Amazing how many of the people are smiling in the pictures.. even when times were so bad.

BENESSE
08-23-2010, 08:47 AM
Nothing romantic about those times--Depression and the Dust Bowl of the 1930s.
And, as you mentioned Crash, we do have a choice today. Those of us who pine for a simpler life can live it and a few actually do. But there's a huge difference between choosing to do it (Sourdough) and being forced to do it. Just ask those who lost their job, can't find another one and are at the edge of existence.

rudyumans
08-23-2010, 10:15 AM
Thank you Crash. As you might expect, I enjoy this kind of thing. The pictures in the link you posted were done by really famous photographers who were, like Hunter's, also employed or on assignment by the Farm Security Administration at the time. These assignments were based on grants the photographers had to apply for. Sometimes these assignments lasted for years. The Farm Security Administration was originally the "Resettlement Administration" that was supposed to regulate and plan urban and rural settlements. When the Great Depression came, they changed it into the Farm Security Administration to battle poverty in rural areas.

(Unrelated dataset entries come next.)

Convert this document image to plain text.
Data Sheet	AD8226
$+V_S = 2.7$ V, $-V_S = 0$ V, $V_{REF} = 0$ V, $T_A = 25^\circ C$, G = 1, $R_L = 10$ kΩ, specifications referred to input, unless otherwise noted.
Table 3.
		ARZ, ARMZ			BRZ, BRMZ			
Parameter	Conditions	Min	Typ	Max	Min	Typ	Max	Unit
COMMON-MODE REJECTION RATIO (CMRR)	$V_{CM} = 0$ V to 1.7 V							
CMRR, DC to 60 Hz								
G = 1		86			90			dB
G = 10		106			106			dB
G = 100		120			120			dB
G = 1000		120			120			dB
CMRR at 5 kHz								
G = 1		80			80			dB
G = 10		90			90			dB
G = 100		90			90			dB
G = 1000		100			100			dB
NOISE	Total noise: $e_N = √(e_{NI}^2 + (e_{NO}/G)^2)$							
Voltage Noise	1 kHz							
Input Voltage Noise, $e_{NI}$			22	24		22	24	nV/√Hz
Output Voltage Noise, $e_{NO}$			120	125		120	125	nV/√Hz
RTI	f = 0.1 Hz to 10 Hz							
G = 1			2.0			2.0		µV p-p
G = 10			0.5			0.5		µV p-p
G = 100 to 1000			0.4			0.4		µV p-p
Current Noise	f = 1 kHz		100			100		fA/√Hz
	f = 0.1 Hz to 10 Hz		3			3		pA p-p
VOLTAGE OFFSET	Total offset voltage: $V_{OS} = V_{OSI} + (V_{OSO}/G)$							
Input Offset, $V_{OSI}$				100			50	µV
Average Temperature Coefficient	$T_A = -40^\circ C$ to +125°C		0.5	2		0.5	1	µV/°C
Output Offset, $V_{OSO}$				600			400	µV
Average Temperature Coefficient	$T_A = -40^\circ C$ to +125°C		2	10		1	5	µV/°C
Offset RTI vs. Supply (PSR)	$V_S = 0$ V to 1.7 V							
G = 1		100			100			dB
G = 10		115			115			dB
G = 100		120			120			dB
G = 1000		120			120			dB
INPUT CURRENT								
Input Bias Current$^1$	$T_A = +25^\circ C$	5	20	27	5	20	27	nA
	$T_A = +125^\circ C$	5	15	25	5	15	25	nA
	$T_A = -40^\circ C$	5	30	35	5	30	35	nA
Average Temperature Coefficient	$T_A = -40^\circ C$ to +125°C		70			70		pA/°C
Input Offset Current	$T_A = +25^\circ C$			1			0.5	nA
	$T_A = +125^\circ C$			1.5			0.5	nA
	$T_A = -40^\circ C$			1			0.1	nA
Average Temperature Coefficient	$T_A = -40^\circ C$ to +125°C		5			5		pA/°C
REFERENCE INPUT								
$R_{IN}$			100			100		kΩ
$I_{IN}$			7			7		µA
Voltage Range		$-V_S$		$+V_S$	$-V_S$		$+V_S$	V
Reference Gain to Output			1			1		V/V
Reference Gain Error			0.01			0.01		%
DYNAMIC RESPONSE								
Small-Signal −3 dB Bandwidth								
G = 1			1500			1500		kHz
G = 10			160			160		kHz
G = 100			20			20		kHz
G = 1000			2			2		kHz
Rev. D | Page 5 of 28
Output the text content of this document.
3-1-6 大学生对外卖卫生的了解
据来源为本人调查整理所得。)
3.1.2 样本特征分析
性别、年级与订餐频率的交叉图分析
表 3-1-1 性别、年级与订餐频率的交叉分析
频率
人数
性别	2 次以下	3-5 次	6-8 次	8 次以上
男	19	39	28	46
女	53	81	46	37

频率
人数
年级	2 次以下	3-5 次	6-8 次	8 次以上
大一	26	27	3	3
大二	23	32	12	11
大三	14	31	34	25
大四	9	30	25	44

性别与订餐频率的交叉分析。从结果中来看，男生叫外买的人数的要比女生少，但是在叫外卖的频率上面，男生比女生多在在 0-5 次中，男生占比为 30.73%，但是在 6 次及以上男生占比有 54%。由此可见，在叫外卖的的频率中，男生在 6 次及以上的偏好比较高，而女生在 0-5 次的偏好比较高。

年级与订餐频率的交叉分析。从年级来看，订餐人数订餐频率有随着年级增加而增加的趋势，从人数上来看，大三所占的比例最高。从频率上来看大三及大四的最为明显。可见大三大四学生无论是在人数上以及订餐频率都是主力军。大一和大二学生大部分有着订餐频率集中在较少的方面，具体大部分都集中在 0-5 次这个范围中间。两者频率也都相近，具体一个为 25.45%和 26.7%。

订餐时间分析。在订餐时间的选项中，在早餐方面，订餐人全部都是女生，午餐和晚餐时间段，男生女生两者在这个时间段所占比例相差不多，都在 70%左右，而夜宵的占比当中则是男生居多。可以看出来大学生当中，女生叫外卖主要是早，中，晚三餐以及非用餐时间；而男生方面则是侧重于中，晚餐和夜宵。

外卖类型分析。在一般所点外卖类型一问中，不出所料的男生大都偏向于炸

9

These photographers were hired to document all that. To inventory the poverty so to speak.

Rick
08-23-2010, 10:27 AM
Thanks, Crash. Good reminder.

Dad joined the Civil Conservation Corps during that time. He must have been around 19 and I think he was in Wisconsin but I'm not for certain.

Grandpa lost his farm in the depression. Land that had been homesteaded by his great grandfather. It was repossessed on a loan for crop seed by his aunt! It was a tough time for all.